EU SEMPRE escrevi, falava sobre minha festa de aniversário, a fazenda onde passei as minhas férias. E eu fico pensando que ficcionalizar aquela época me permitiu sonhar.”






COMECEI a escrever muito cedo, menina. A escrita pra mim sempre foi um suporte para lidar com o mundo e, ao mesmo tempo, também colocar um questionamento para o mundo. Muitas das minhas perguntas de infância, de adolescência, foram respondidas ou aprofundadas através da escrita e da leitura.

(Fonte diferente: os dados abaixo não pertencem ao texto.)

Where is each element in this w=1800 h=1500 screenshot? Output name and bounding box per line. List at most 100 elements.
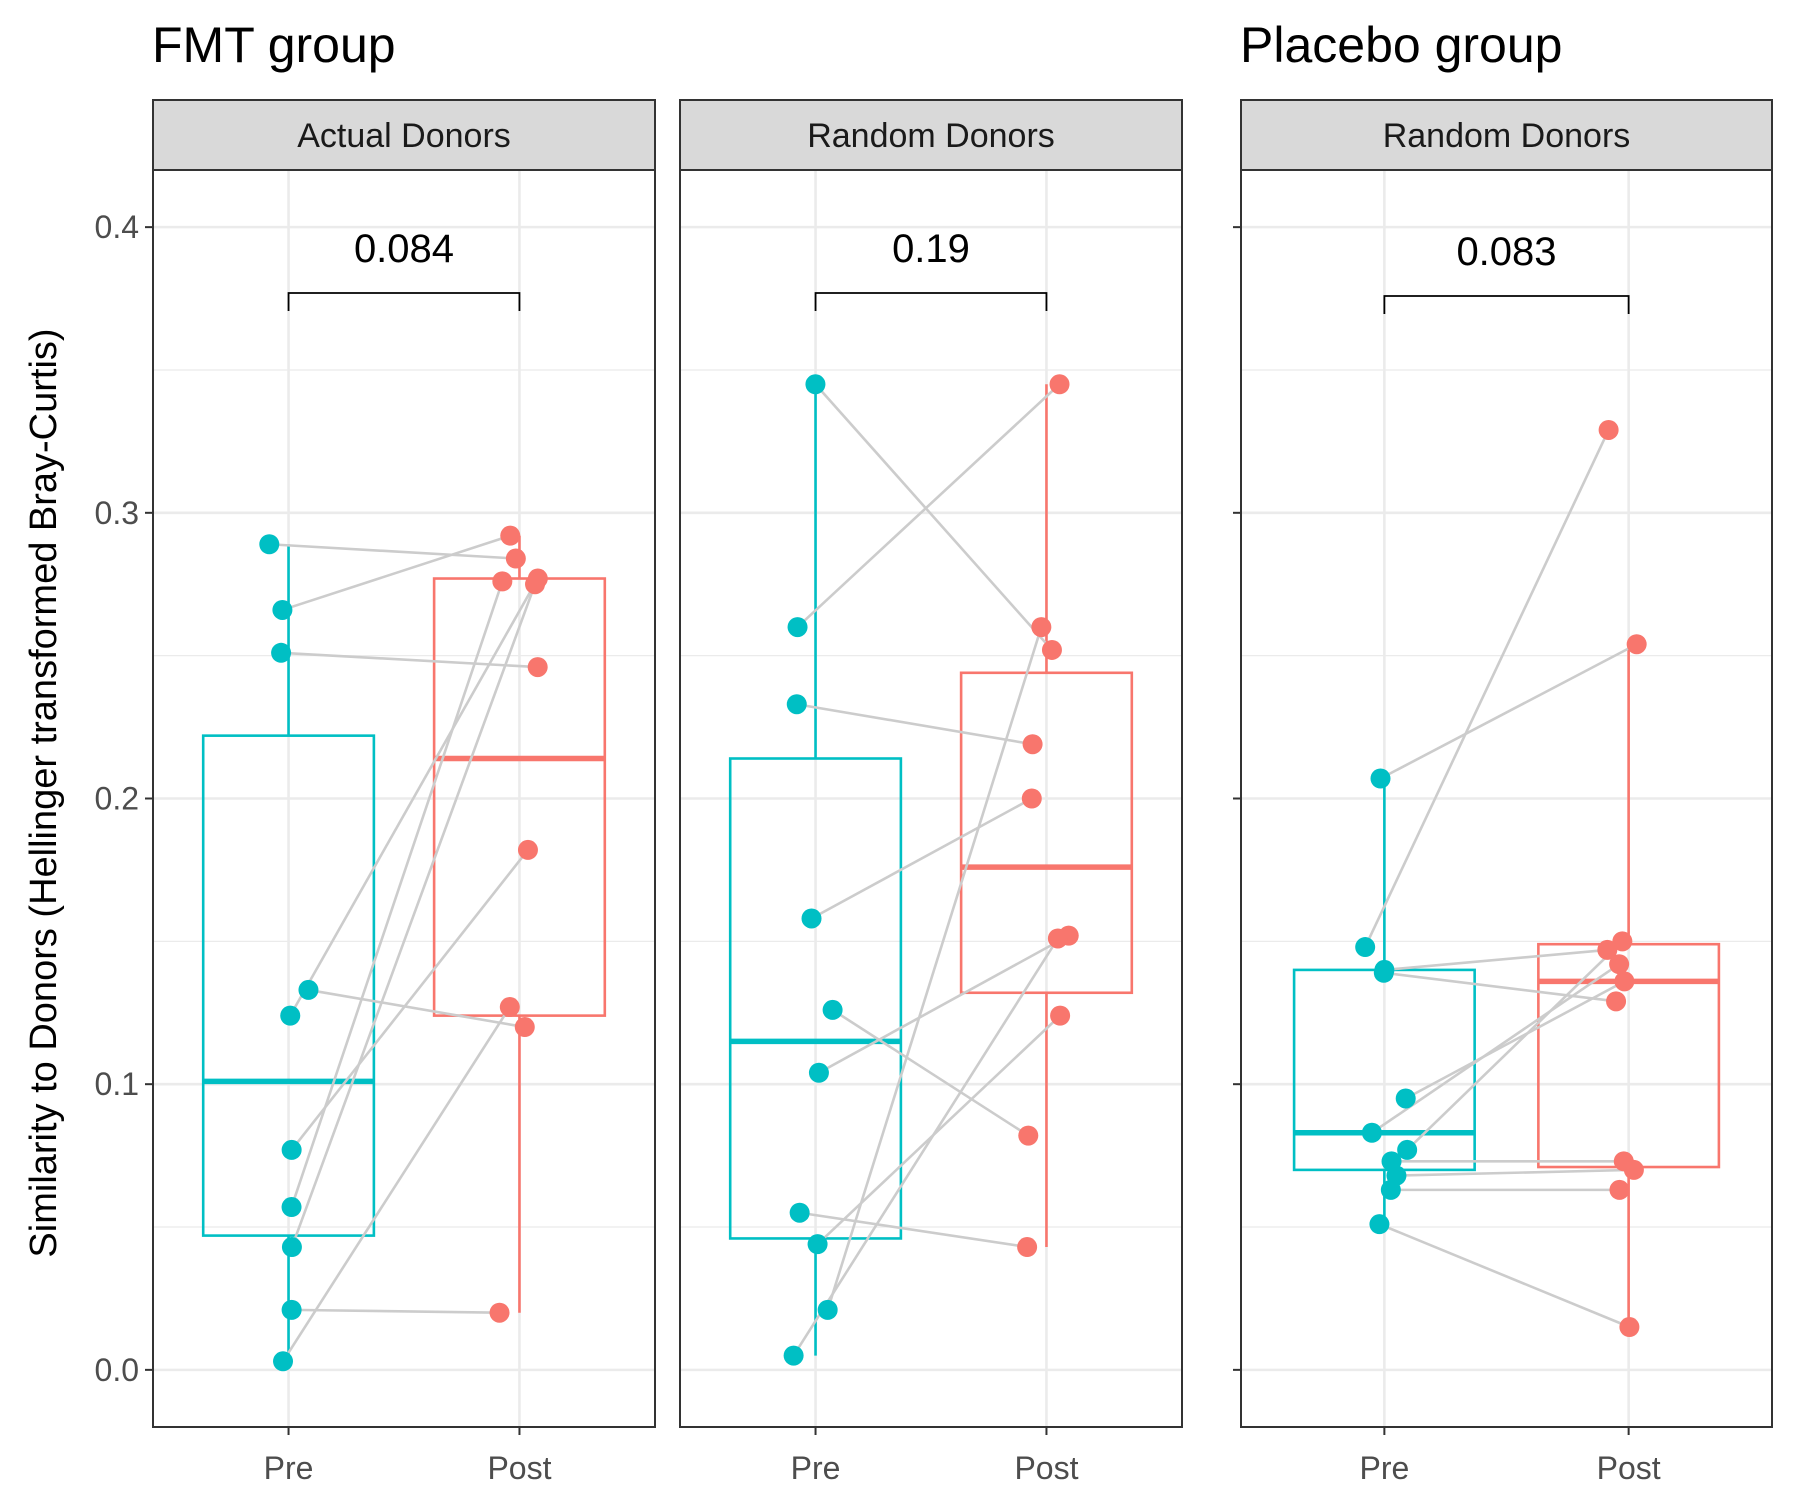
- pre-point: [783, 1345, 804, 1366]
- panel-3: Random Donors 0.083 Pre Post: [1233, 99, 1773, 1486]
- paired-line: [818, 934, 1070, 1074]
- pre-point: [298, 979, 319, 1000]
- facet-strip-label: Random Donors: [807, 117, 1055, 155]
- pre-point: [1380, 1179, 1401, 1200]
- paired-line: [826, 626, 1043, 1311]
- paired-line: [1379, 643, 1638, 780]
- paired-line: [796, 383, 1061, 629]
- post-point: [1598, 419, 1619, 440]
- box-iqr: [201, 734, 376, 1237]
- post-point: [1049, 374, 1070, 395]
- facet-strip: [1240, 99, 1773, 171]
- pre-point: [805, 374, 826, 395]
- post-point: [525, 574, 546, 595]
- paired-line: [290, 583, 537, 1248]
- pre-point: [1395, 1088, 1416, 1109]
- paired-line: [1383, 971, 1617, 1003]
- paired-line: [291, 1308, 500, 1315]
- paired-line: [281, 651, 538, 669]
- x-tick-label: Pre: [264, 1450, 314, 1486]
- facet-strip-label: Actual Donors: [297, 117, 511, 155]
- post-point: [514, 1017, 535, 1038]
- post-point: [1041, 639, 1062, 660]
- pre-point: [281, 1139, 302, 1160]
- p-value-label: 0.19: [892, 227, 970, 271]
- facet-strip: [679, 99, 1183, 171]
- paired-line: [281, 1006, 511, 1362]
- post-point: [505, 548, 526, 569]
- pre-point: [1369, 1214, 1390, 1235]
- pre-point: [807, 1234, 828, 1255]
- post-point: [1017, 1237, 1038, 1258]
- pre-point: [1370, 768, 1391, 789]
- p-value-label: 0.083: [1456, 230, 1556, 274]
- post-point: [1609, 1179, 1630, 1200]
- pre-point: [789, 1202, 810, 1223]
- pre-point: [281, 1237, 302, 1258]
- paired-line: [810, 797, 1033, 920]
- y-tick-label: 0.3: [95, 495, 139, 531]
- post-point: [527, 657, 548, 678]
- pre-point: [273, 1351, 294, 1372]
- post-point: [1606, 991, 1627, 1012]
- paired-line: [816, 1014, 1062, 1246]
- post-point: [1050, 1005, 1071, 1026]
- post-point: [1022, 734, 1043, 755]
- x-tick-label: Post: [487, 1450, 551, 1486]
- post-point: [1614, 971, 1635, 992]
- paired-line: [290, 849, 529, 1151]
- post-point: [1021, 788, 1042, 809]
- pre-point: [281, 1299, 302, 1320]
- y-tick-label: 0.2: [95, 781, 139, 817]
- significance-bracket: [287, 292, 521, 311]
- paired-line: [290, 580, 504, 1208]
- y-tick-label: 0.0: [95, 1352, 139, 1388]
- pre-point: [272, 599, 293, 620]
- y-tick-label: 0.4: [95, 209, 139, 245]
- significance-bracket: [814, 292, 1048, 311]
- paired-line: [282, 534, 511, 612]
- pre-point: [280, 1005, 301, 1026]
- post-point: [1626, 634, 1647, 655]
- post-point: [1597, 939, 1618, 960]
- post-point: [1623, 1159, 1644, 1180]
- panel-2: Random Donors 0.19 Pre Post: [679, 99, 1183, 1486]
- pre-point: [787, 617, 808, 638]
- paired-line: [1406, 940, 1624, 1151]
- post-point: [1018, 1125, 1039, 1146]
- facet-strip-label: Random Donors: [1383, 117, 1631, 155]
- paired-line: [269, 542, 516, 560]
- y-tick-label: 0.1: [95, 1066, 139, 1102]
- post-point: [489, 1302, 510, 1323]
- pre-point: [271, 642, 292, 663]
- post-point: [492, 571, 513, 592]
- panel-border: [679, 169, 1183, 1428]
- paired-line: [1405, 980, 1626, 1100]
- pre-point: [808, 1062, 829, 1083]
- post-point: [1031, 617, 1052, 638]
- box-iqr: [432, 577, 607, 1017]
- pre-point: [1373, 962, 1394, 983]
- post-point: [1619, 1317, 1640, 1338]
- post-point: [499, 997, 520, 1018]
- facet-strip: [152, 99, 656, 171]
- panel-1: Actual Donors 0.084 0.0 0.1 0.2 0.3 0.4 Pre Post: [95, 99, 656, 1486]
- pre-point: [1355, 937, 1376, 958]
- paired-line: [799, 1211, 1028, 1249]
- panels: Actual Donors 0.084 0.0 0.1 0.2 0.3 0.4 Pre Post…: [95, 99, 1773, 1486]
- pre-point: [822, 999, 843, 1020]
- post-point: [1612, 931, 1633, 952]
- x-tick-label: Pre: [1359, 1450, 1409, 1486]
- post-point: [500, 525, 521, 546]
- paired-line: [289, 577, 539, 1017]
- x-tick-label: Post: [1597, 1450, 1661, 1486]
- paired-line: [1396, 1168, 1634, 1177]
- placebo-group-title: Placebo group: [1240, 17, 1562, 73]
- box-iqr: [728, 757, 903, 1240]
- y-axis-label: Similarity to Donors (Hellinger transfor…: [23, 328, 65, 1257]
- x-tick-label: Post: [1014, 1450, 1078, 1486]
- paired-line: [308, 988, 526, 1029]
- significance-bracket: [1383, 295, 1630, 314]
- pre-point: [281, 1197, 302, 1218]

Todas as minhas questões da adolescência, aquelas dúvidas, eu só aguentei com a ajuda da escrita. Além das perguntas da adolescência, pelas quais todo mundo passa nessa fase da vida, também foi marcante o momento em que percebi as questões raciais. Eu, como menina negra. O que havia de estranho nisso tudo, notar a questão racial, a pobreza em que a gente vivia. Naquele momento eu já sabia que queria alguma coisa, só não sabia o quê. Mas uma coisa eu tinha certeza: que aquela vida que eu tinha não podia ser eterna. Eu tinha a certeza que aquela vida não era justa. Eu não sabia se a escrita poderia ser um caminho para mim, mas a escrita já era uma necessidade. Já era um alento e ao mesmo tempo também um local de tormento, um lugar onde eu colocava todas as minhas dúvidas.”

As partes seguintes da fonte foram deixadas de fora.